You may not have heard it’s National Drive Electric Week, and you may not care, but if you are ready for a new vehicle and not yet ready to go all electric, a plug-in hybrid is what you need, especially if you need a personal vehicle for short trips.
I have a 10-mile commute to the office, and when I drive to work I can get there and back with my Subaru Crosstrek Plug-in Hybrid with very little need for the gasoline engine to kick in. My car’s electric-vehicle (EV) range is rated for 17 miles, but despite using my car several times a week to commute or run errands around town I’ve only needed to make two trips to the gas station all summer.
While a 17-mile range doesn’t seem like much, I’ve found it to be more than sufficient. I don’t even need to charge the car’s battery after each trip, because the shorter trips I need for errands barely drain the battery; driving at typically slower speeds on city streets further reduces the battery drain.
Cost of charging is relative
Electricity costs of course vary, and while I’ve noticed an increase in my typically low electric bill, the increase is minimal: 5- to 10-percent a month, and much cheaper than paying $5 per gallon of gasoline every few weeks. With my car I didn’t even need to install a special charger in my garage, because it came with a charger I can plug into a standard household outlet.
Tax incentives for EVs and charging stations
The Inflation Reduction Act (IRA) includes tax breaks for the purchase of certain EVs and installation of charging stations; search for incentives on the U.S. Department of Energy’s Alternative Fuels Data Center website. Even if you don’t have the privilege of owning a home or have a garage where you can plug in a vehicle, the IRA includes incentives for developers and local governments to install charging stations in apartment buildings, in high-traffic urban areas, and strategic locations along major highways.

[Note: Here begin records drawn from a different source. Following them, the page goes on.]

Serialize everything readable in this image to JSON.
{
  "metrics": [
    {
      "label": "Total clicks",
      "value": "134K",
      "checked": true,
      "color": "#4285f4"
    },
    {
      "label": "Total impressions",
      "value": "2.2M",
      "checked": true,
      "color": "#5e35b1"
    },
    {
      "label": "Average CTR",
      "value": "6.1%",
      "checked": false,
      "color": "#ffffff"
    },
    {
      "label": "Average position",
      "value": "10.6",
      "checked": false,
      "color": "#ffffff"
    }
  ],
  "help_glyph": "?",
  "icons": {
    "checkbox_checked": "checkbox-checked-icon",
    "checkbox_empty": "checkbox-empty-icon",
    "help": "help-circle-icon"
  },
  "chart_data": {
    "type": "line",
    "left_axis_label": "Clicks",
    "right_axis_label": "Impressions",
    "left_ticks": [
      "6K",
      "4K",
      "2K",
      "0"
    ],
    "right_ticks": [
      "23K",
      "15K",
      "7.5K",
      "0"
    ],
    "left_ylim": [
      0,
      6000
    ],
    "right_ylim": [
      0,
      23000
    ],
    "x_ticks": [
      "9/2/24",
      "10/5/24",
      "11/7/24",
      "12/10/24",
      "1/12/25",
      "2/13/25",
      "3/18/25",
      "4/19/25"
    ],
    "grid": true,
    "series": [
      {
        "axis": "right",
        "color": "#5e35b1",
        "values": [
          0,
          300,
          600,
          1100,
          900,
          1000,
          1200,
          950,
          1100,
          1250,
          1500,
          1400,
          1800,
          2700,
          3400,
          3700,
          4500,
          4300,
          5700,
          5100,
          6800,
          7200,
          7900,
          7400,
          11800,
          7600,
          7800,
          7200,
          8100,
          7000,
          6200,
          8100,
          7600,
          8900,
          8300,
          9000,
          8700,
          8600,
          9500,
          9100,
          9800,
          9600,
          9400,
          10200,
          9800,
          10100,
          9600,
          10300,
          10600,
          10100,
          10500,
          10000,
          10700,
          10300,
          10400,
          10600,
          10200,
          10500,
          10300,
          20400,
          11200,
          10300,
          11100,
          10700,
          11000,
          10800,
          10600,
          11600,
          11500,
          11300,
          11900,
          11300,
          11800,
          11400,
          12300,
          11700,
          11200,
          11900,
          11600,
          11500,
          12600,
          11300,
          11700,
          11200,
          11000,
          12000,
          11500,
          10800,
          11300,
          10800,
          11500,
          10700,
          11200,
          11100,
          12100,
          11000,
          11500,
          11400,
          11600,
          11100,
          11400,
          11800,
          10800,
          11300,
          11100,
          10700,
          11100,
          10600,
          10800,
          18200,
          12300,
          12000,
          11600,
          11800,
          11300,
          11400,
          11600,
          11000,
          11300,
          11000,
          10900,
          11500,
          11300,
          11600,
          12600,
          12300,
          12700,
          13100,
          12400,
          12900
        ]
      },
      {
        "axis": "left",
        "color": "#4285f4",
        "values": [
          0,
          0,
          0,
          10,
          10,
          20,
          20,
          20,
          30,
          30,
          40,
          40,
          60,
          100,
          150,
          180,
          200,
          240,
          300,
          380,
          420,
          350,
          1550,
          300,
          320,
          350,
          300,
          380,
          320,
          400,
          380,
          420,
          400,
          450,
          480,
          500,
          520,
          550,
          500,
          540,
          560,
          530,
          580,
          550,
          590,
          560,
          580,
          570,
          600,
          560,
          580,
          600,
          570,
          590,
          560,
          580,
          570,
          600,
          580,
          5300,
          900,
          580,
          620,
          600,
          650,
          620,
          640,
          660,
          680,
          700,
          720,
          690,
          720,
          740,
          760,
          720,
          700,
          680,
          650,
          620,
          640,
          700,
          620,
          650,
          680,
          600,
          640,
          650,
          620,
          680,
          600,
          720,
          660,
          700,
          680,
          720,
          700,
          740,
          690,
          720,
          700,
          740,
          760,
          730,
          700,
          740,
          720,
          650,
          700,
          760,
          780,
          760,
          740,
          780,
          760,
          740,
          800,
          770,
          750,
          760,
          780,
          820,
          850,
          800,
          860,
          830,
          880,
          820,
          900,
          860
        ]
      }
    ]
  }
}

Remember when during the COVID-19 pandemic when people suddenly stopped commuting or traveling? Air quality improved in 65 percent of cities studied, according to the 2020 World Air Quality Report. Swapping out greenhouse gas emitting vehicles for EVs and plug-in hybrids can help to clear the skies again without having to suffer through another pandemic.
So if you’re ready for a new vehicle, but concerned the range of EVs will keep you from travel beyond city limits, a plug-in hybrid will help you get there.